# Engine Stalls



## South_East_Vintage (Mar 21, 2004)

My brother has an early 2005 MKV jetta 2.5 with about 115k miles on it. He was driving from PA to NC and made it to about 100 miles outside of Charlotte. The engine loses power and stalls when driving at highway speed. If he pulls it over it will go about 2-3 more miles before stalling. He has a MIL but no scan tool. I asked him to listen to the fuel pump while someone cranks it and the pump will come on and off and the engine RPMs will flutter up and down then the pump cuts off and the engine cuts off. I know you can command the pump on with a scan tool, my question is there a module or relay that supplies power to the pump or is it just the ECM. If we put a pump in it at a rest stop tomorrow morning, what's the likelihood that will fix it? Any help is appreciated. Thanks.


----------



## BuddyWh (Nov 11, 2006)

*Re: Engine Stalls (South_East_Vintage)*

Could it be simpler that that: a clogged fuel filter?


----------



## jhines_06gli (Feb 3, 2006)

*Re: Engine Stalls (BuddyWh)*

If the car starts at all, doesn't seem likely it's the fuel pump. Could be a fuel filter, depends on how much water has been in the gas over the years.....may be settling at bottom and starving system. 
Either way, with a CEL, points to something(a part) as a failure.....need to get VagCom and scan it to be honest
-J. Hines


----------



## South_East_Vintage (Mar 21, 2004)

*Re: Engine Stalls (jhines_06gli)*

I didn't know until I just looked that the early MKV cars had a plain jane J17 fuel pump relay... definitely taking one with me too


----------



## Unilateral Phase Detractor (Aug 23, 2005)
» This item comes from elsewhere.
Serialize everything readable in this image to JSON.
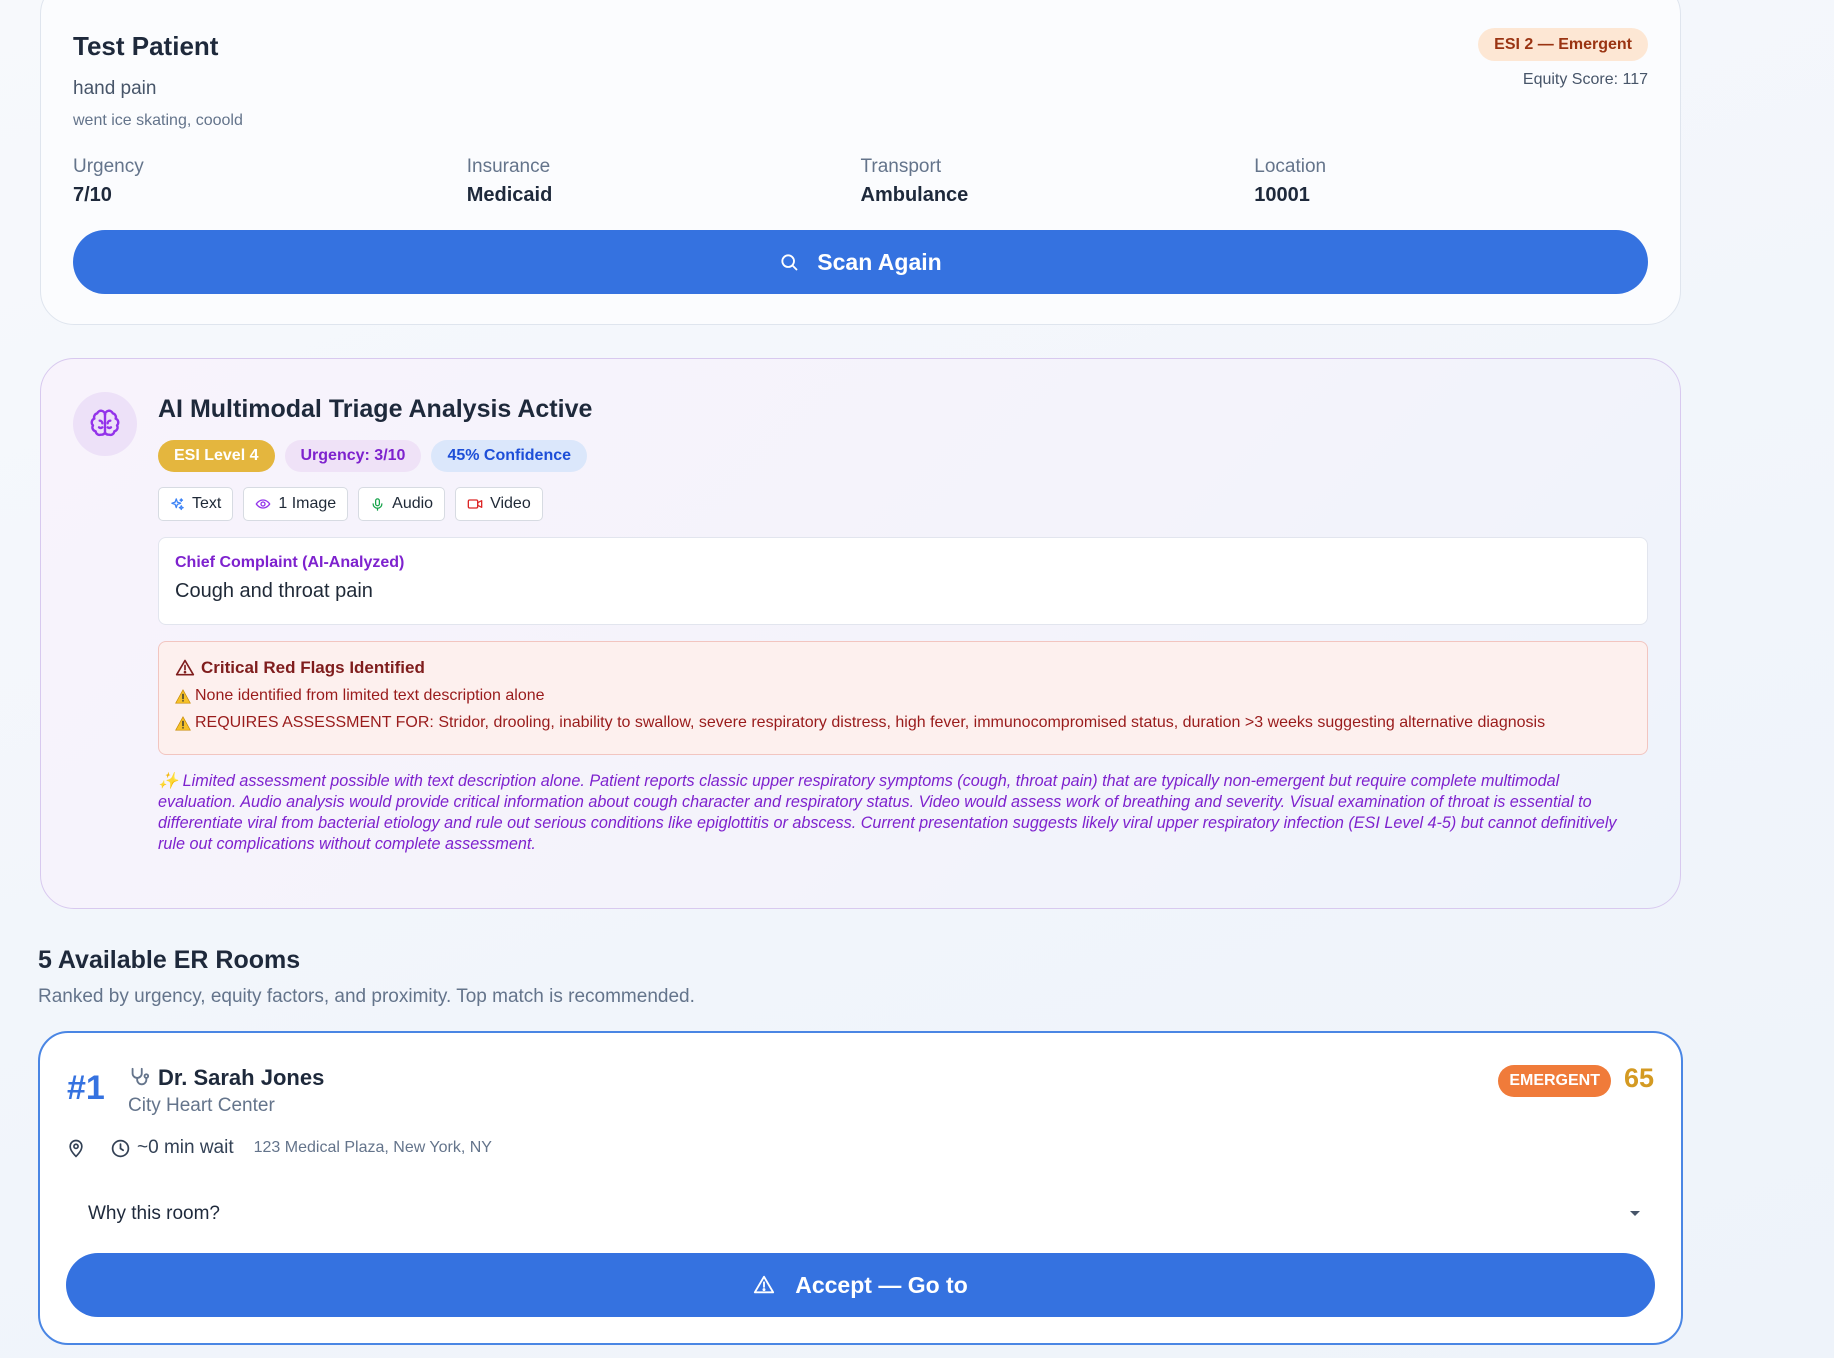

*Re: Engine Stalls (South_East_Vintage)*

I had the fuel pump relay fail on my old MkII. Not fun, especially when you're in a bad neighborhood.


----------



## South_East_Vintage (Mar 21, 2004)

*Re: Engine Stalls (classicjetta)*

PS: There was an intermittent open circuit in the low-E box in the engine bay causing the fuel pump relay to open and the car to shut off. I opened up the relay and clamped it closed to get it home then a new box fixed it permanently. just an FYI for anyone that ends up with a similar problem. feel free to PM me in the future if you have any questions...


----------



## Rynochaser (Jun 10, 2012)

I found your thread and my car has the same problem. I sent you a pm. I don't understand your last post. Any help would be great. Bruce


----------



## South_East_Vintage (Mar 21, 2004)

In his car there was an open circuit in the Low-E box (the fuse/relay panel under the hood). I replaced it and it was fine.


----------